In Q1, Google generated $26.29 in earnings per share, while analysts had a consensus forecast of $15.82 per share. Revenue came in at $55.3 billion which topped the consensus forecast of $51.7 billion.

Ad revenue accounted for $44.7 billion of the company's revenue which is a significant increase from $33.8 billion last year. This represents the fastest growth in the last 4 years. Of course, one contributing factor is that last year's comps were low due to companies pulling back on online advertising amid the pandemic.

Breaking down the report by segment, Google Cloud revenue was $4.1 billion which slightly fell short of estimates. This was 46% growth from last year, although the unit lost $974 million as it continues to invest in growth.

However, Youtube Ads generated $6 billion in revenue topping the consensus of $5.7 billion. Notably, this was a 49% increase from last year, and the website saw an increase of usage from 73% of adults in 2019 to 81% in 2021.

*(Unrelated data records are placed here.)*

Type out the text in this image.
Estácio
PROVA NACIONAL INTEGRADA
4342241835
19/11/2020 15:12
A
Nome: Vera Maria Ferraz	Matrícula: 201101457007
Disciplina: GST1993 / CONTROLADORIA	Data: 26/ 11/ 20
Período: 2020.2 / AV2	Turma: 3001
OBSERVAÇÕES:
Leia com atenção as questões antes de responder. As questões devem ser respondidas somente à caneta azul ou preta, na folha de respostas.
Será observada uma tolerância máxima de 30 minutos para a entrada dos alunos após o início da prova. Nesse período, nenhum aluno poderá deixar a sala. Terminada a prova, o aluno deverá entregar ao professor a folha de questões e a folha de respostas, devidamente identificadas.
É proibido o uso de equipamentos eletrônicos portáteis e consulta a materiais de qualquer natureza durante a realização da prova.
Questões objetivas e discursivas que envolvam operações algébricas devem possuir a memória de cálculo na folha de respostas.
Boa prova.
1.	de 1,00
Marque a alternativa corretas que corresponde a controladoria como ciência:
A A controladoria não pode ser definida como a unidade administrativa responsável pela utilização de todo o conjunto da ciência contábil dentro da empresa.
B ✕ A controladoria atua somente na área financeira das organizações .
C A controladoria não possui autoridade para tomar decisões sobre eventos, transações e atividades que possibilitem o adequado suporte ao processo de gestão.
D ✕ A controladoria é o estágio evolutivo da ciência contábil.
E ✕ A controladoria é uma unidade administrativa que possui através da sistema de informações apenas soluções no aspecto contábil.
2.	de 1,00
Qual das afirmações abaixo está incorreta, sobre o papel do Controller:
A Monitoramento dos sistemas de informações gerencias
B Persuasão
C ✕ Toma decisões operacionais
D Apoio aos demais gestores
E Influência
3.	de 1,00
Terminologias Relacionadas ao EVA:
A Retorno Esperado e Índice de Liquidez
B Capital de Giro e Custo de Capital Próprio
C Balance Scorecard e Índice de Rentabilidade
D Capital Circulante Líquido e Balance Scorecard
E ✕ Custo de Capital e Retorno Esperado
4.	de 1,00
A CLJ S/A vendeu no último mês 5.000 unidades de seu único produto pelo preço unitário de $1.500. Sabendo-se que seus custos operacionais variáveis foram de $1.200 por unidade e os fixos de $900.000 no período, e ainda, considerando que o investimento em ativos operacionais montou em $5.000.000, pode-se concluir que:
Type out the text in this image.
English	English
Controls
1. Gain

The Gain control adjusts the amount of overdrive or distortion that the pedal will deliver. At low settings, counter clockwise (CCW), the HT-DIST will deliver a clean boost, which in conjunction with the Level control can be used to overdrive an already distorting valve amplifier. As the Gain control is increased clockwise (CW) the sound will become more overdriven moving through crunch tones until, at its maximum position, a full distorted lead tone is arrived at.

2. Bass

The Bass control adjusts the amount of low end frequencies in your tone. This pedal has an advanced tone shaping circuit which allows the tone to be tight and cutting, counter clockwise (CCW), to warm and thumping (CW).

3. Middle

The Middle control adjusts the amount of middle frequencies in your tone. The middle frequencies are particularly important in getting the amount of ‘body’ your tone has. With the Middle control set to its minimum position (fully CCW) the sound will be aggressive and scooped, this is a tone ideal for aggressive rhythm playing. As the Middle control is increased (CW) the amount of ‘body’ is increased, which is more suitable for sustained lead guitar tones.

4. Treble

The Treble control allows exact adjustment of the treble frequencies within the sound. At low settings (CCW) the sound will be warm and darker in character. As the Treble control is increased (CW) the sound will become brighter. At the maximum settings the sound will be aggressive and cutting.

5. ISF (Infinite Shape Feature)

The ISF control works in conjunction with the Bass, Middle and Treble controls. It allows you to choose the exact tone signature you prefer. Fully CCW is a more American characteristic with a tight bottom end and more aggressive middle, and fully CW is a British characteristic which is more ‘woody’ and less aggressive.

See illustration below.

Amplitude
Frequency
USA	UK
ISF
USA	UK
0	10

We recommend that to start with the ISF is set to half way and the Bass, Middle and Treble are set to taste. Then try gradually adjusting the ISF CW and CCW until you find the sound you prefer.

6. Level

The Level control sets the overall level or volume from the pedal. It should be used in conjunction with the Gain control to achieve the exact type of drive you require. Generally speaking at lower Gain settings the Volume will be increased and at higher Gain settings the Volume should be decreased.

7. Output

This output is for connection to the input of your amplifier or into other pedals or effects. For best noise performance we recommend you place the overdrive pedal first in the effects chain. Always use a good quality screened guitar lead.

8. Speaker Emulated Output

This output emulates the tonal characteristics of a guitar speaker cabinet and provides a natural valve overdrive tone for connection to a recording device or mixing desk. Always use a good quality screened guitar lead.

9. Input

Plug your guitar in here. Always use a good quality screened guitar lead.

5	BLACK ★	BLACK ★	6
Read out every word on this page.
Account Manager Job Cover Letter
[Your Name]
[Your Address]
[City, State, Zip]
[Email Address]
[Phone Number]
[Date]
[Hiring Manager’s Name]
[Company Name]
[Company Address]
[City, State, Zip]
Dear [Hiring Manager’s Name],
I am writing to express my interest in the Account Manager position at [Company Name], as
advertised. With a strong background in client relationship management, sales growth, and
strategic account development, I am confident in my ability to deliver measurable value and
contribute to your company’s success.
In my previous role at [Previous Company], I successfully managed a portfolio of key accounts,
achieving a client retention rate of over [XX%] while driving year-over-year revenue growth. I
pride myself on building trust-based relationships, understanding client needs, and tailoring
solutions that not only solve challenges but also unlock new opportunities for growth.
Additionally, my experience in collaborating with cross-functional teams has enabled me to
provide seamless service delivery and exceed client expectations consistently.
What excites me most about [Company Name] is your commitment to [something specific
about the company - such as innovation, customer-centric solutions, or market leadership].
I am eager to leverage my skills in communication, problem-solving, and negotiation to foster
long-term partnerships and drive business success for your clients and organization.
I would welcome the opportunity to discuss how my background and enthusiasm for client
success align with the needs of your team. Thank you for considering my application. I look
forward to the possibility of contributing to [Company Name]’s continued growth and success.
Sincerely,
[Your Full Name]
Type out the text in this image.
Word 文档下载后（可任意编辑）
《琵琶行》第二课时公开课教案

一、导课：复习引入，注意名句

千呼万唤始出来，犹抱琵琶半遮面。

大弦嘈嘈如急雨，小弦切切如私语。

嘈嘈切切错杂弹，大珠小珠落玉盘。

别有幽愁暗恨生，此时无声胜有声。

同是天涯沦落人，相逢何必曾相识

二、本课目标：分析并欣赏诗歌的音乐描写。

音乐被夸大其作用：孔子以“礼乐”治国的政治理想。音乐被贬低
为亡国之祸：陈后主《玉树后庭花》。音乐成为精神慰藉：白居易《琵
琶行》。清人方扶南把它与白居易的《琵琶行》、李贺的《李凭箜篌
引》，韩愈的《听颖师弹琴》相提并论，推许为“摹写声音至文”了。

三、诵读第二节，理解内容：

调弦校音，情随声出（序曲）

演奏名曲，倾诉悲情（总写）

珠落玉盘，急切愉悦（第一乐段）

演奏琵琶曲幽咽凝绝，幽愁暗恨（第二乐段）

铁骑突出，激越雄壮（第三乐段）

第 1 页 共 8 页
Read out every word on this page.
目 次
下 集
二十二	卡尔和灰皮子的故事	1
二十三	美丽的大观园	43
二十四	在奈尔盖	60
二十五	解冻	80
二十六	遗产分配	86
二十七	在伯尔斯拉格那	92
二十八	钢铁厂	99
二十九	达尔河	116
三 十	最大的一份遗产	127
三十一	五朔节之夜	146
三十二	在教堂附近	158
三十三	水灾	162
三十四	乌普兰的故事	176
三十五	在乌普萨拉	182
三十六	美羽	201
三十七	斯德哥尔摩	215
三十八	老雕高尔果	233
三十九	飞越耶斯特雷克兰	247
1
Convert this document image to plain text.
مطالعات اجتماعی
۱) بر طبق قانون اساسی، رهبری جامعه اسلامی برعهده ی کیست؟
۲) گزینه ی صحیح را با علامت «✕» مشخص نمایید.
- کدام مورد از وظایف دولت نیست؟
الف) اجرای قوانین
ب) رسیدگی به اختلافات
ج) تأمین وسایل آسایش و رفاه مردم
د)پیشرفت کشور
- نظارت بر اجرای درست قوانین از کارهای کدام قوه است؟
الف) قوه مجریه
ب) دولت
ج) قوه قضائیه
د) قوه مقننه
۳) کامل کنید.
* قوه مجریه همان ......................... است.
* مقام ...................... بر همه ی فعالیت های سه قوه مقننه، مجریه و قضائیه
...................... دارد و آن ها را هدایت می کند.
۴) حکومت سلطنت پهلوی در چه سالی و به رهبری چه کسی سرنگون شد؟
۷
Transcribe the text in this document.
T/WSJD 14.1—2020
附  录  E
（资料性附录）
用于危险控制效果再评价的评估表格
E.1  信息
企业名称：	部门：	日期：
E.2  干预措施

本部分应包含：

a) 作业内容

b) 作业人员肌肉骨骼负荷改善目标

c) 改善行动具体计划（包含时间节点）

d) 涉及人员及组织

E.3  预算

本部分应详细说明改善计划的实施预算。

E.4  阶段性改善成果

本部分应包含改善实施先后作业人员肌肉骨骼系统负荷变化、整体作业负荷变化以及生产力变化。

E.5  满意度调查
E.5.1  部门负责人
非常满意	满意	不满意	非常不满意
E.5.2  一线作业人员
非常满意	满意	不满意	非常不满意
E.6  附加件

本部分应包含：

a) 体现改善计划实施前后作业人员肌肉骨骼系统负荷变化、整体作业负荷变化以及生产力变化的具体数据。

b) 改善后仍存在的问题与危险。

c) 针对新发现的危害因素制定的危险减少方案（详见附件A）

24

The company's earnings were also helped by gains in some of its holdings of its venture arm. Some contributors were Stripe, UiPath (PATH  ), and Oscar Health (OSCR  ) with both of the latter going public, while Stripe is expected to IPO before the end of the year.

Stock Price Outlook

During the onset of the pandemic, Google was the worst-performing of the FANG stocks, given that a large share of its ad inventories are bought by small businesses and travel-related companies. While its competitors saw an acceleration in sales, earnings, and growth, Google posted its first-ever revenue decline.

However, now with the economy heating up and getting closer to normal, Google is the biggest beneficiary of these changes, in terms of its earnings growth and share price appreciation. Further, the company has some cyclical tendencies. If the forecasters are correct, and Q2 GDP will be around 6% with second-half GDP in the range of 8 to 10%, then Google's growth will certainly continue as businesses will be likely to be aggressively spending on online advertising.